I'm not being churlish, necessarily. I'd still go if Nasa would risk another Homer Simpson episode. But I wouldn't pay Richard Branson upwards of $200,000 just to join the club of appalling people who think nothing of handing $200,000 to ­Branson for the chance to almost - and this is an important detail - get into space. Set aside the recent tragedy and even the ­preposterous misnomer "Virgin Galactic" illustrates what became of those brave 1960s hopes.

Ideas of meaning and purpose have been lost. Jokes, meanwhile, grow easier. So they can send something the size of a washing machine four billion miles, but can't deliver a tumble dryer on a Tuesday? They can find a lump of rock moving at 40,000 miles an hour, but can't find the lump who forgot to tell Bob Geldof that another Band Aid effort isn't the reason why rich pop stars were put on this Earth? And so forth.

Space exploration is fantastically expensive. The European Space Agency's Rosetta effort to pin a tail on comet 67P will not leave much change from £1.1 billion. You could render any number of ­charity pop songs superfluous with that. You could aid victims by the tens of thousands and show an ignoramus that there is more to science than catching space debris.

On the other hand, the United States alone was party to $220bn in arms sales between 2004 and 2011. Poor Britain, with just 5% of the market, managed to offload only $27bn of the best scientifically designed armaments to other countries, most of them "developing", in the same period. Meanwhile, the last English Premier League football deal was worth £3bn, and some of the players pocketing that cash couldn't hit a fridge with a fridge magnet. It becomes a matter of why and if we care, and what we care about.

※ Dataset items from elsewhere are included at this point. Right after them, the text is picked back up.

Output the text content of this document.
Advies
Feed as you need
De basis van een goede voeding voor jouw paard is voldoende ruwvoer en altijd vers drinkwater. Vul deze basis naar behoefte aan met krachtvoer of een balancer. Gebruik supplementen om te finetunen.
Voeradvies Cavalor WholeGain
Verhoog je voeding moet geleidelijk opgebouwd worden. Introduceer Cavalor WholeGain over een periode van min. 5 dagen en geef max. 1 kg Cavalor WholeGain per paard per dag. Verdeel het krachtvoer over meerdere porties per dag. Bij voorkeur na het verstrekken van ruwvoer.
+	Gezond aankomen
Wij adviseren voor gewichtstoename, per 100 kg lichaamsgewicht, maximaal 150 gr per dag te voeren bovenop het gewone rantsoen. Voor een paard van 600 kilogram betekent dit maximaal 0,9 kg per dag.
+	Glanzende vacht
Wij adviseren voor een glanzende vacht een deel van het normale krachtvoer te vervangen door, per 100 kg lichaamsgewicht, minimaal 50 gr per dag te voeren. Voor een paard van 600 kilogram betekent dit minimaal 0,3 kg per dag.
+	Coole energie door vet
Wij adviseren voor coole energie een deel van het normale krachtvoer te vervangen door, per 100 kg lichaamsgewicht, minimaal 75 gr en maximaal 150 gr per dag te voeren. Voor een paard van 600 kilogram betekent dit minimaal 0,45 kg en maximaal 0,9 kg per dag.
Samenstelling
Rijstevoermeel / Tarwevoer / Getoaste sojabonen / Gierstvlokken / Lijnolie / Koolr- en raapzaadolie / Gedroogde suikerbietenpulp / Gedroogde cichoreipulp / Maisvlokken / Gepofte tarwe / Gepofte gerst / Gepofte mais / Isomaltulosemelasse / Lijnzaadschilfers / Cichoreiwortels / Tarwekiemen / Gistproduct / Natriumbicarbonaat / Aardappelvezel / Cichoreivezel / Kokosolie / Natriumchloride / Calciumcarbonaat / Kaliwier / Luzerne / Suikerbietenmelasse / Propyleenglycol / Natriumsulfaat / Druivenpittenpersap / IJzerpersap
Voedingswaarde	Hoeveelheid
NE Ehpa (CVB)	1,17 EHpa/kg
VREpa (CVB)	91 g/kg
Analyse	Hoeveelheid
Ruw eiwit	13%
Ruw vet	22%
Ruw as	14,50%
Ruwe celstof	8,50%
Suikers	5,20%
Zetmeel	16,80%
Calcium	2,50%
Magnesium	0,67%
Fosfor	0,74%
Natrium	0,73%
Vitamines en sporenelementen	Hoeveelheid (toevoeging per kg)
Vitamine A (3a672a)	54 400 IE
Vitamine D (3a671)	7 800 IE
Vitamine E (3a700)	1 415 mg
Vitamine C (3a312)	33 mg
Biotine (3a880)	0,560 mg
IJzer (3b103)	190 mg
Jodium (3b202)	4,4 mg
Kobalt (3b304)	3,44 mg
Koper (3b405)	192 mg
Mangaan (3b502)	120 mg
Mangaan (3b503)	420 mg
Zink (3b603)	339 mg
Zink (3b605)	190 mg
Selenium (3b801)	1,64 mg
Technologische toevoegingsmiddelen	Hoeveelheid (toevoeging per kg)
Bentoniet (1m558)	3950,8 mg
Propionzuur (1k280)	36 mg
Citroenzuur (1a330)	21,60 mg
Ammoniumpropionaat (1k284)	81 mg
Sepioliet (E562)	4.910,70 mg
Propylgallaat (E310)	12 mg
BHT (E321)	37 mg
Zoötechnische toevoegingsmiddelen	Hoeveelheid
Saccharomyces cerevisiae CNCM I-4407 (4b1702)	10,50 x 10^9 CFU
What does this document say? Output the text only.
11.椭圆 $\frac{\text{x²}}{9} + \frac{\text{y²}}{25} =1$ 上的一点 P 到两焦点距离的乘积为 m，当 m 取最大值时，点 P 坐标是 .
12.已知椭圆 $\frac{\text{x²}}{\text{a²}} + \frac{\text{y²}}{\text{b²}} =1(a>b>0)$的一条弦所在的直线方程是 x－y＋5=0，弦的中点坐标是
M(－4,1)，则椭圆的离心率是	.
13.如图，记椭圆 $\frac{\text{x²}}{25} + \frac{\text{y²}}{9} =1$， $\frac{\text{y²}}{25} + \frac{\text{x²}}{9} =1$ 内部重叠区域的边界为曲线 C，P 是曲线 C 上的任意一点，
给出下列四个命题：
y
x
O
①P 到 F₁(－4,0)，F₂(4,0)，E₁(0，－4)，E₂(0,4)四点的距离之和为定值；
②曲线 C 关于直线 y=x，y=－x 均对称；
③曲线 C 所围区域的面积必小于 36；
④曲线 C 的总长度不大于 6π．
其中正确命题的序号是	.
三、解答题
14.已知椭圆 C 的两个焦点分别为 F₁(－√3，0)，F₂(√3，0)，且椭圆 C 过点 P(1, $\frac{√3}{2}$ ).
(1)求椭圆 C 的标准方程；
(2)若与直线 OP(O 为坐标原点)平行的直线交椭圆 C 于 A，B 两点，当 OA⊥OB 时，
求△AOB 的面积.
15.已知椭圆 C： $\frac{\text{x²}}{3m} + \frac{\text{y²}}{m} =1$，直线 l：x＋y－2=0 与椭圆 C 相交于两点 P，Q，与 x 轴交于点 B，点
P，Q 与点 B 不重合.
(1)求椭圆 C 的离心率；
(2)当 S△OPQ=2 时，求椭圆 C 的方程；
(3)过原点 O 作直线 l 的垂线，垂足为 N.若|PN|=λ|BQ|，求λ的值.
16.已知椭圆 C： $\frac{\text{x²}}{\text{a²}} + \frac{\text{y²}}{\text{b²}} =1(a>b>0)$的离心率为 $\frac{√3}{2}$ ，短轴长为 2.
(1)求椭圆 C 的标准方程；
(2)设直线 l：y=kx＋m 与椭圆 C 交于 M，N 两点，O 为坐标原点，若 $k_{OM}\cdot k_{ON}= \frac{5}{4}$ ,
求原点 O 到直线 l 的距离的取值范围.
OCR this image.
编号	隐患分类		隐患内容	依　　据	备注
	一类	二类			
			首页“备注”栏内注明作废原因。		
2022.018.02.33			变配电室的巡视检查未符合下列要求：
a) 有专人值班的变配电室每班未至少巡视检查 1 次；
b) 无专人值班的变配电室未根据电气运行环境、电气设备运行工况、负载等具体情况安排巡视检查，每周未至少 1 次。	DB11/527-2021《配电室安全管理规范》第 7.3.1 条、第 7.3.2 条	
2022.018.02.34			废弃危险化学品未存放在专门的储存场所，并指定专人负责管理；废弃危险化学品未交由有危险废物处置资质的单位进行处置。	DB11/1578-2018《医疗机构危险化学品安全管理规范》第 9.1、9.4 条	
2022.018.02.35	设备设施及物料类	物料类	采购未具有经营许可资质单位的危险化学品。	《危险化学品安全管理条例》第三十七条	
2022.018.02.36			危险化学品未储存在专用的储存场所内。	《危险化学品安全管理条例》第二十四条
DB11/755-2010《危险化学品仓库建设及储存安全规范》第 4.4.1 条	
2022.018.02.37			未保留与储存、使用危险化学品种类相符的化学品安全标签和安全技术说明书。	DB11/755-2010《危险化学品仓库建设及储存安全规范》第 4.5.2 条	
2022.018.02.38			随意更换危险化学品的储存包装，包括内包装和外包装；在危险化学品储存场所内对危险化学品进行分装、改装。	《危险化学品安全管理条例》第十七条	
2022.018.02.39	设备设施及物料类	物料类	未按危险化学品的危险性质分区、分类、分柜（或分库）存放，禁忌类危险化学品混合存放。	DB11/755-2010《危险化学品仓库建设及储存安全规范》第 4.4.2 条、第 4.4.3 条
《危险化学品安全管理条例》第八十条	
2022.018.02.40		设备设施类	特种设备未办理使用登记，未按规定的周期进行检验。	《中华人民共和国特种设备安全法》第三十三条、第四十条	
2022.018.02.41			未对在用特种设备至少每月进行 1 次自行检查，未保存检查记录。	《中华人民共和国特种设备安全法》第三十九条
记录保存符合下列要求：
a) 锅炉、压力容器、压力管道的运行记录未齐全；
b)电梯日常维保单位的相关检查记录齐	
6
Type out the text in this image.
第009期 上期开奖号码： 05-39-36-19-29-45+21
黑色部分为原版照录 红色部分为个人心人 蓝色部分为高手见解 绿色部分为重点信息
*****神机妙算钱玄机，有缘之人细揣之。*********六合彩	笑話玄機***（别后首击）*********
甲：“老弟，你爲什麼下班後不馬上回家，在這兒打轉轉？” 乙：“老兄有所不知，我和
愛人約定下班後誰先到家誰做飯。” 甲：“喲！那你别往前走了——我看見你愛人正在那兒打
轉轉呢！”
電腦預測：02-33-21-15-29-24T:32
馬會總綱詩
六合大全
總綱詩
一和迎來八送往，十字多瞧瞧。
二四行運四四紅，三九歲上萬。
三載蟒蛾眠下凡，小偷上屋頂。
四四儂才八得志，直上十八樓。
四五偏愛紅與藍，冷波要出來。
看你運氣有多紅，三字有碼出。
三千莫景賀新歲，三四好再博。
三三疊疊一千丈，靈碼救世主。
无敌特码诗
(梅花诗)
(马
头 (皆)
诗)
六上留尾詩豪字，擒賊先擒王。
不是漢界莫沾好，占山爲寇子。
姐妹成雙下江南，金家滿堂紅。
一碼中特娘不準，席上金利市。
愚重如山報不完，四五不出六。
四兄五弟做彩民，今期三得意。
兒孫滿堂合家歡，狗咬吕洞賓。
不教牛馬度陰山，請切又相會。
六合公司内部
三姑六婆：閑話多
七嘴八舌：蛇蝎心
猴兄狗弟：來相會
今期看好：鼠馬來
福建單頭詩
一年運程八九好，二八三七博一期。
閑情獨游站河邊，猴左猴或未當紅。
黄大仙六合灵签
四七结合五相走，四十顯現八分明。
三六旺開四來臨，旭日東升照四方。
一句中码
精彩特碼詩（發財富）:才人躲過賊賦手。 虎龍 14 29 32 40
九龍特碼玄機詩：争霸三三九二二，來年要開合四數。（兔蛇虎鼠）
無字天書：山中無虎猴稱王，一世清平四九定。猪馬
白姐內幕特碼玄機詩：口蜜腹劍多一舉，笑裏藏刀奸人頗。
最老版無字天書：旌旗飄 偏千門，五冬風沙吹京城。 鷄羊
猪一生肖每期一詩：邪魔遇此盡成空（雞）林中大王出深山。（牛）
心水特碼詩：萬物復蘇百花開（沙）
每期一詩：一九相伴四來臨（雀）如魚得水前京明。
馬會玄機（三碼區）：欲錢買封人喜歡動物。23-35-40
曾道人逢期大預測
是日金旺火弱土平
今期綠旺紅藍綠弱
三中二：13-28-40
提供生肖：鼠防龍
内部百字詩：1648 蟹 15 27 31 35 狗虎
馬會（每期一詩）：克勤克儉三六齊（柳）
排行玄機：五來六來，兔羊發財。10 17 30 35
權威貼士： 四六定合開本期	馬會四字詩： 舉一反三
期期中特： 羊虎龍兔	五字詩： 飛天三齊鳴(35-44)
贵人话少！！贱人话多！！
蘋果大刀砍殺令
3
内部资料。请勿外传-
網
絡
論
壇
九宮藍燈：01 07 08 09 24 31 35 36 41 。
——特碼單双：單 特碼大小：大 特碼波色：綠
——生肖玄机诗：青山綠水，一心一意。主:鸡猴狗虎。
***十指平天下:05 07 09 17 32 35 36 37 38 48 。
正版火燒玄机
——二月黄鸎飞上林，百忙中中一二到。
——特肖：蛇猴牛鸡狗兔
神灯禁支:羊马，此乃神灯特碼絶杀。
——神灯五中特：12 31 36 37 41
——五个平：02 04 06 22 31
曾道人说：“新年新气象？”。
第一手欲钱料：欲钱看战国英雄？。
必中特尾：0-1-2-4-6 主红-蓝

The idea that we should abandon space because there are better uses for the money is fatuous. There are always better uses and never enough money. On the other hand, the idea that there is forever a scientific imperative to contest the costly physics of space travel "because it is there" makes no sense. You can bewail the usual ignorance of the public or the media, but the fact remains that people began to carp about exploration because the point ceased to be arguable, far less obvious.

We could do fantastic things with those arms bazaar budgets, that's the cliché. How would your list go? Hunger, cancer, clean water, ebola, an end to incessant charity appeals? Any and all. But in one odd way, spending 25 years working out how to harpoon a comet throws all the arguments into relief. How should this tiny virus of a species conduct itself on its own little spinning rock? Curiosity is worth something. The eroding of humanity's inquisitiveness worries me more than its persistence.

So, how do you hit a comet with a washing machine-sized thing? I have no idea. Mark Twain fancied that in 1835 he "came in with a comet" (Halley's one). He left with it, too, almost to the day, in 1910. Even a sceptic like Twain found curiosity bewitching. Space travel might these days be a dull business of commercial satellites and billionaires, but an introverted, miserly species sounds worse.

The Moon was approaching full when she emerged over Sutherland in the last week of July 1969, with lots of stars at her back.

I remember looking up and wondering: two people were perched on her. Only fools would have turned down the chance to catch a comet then.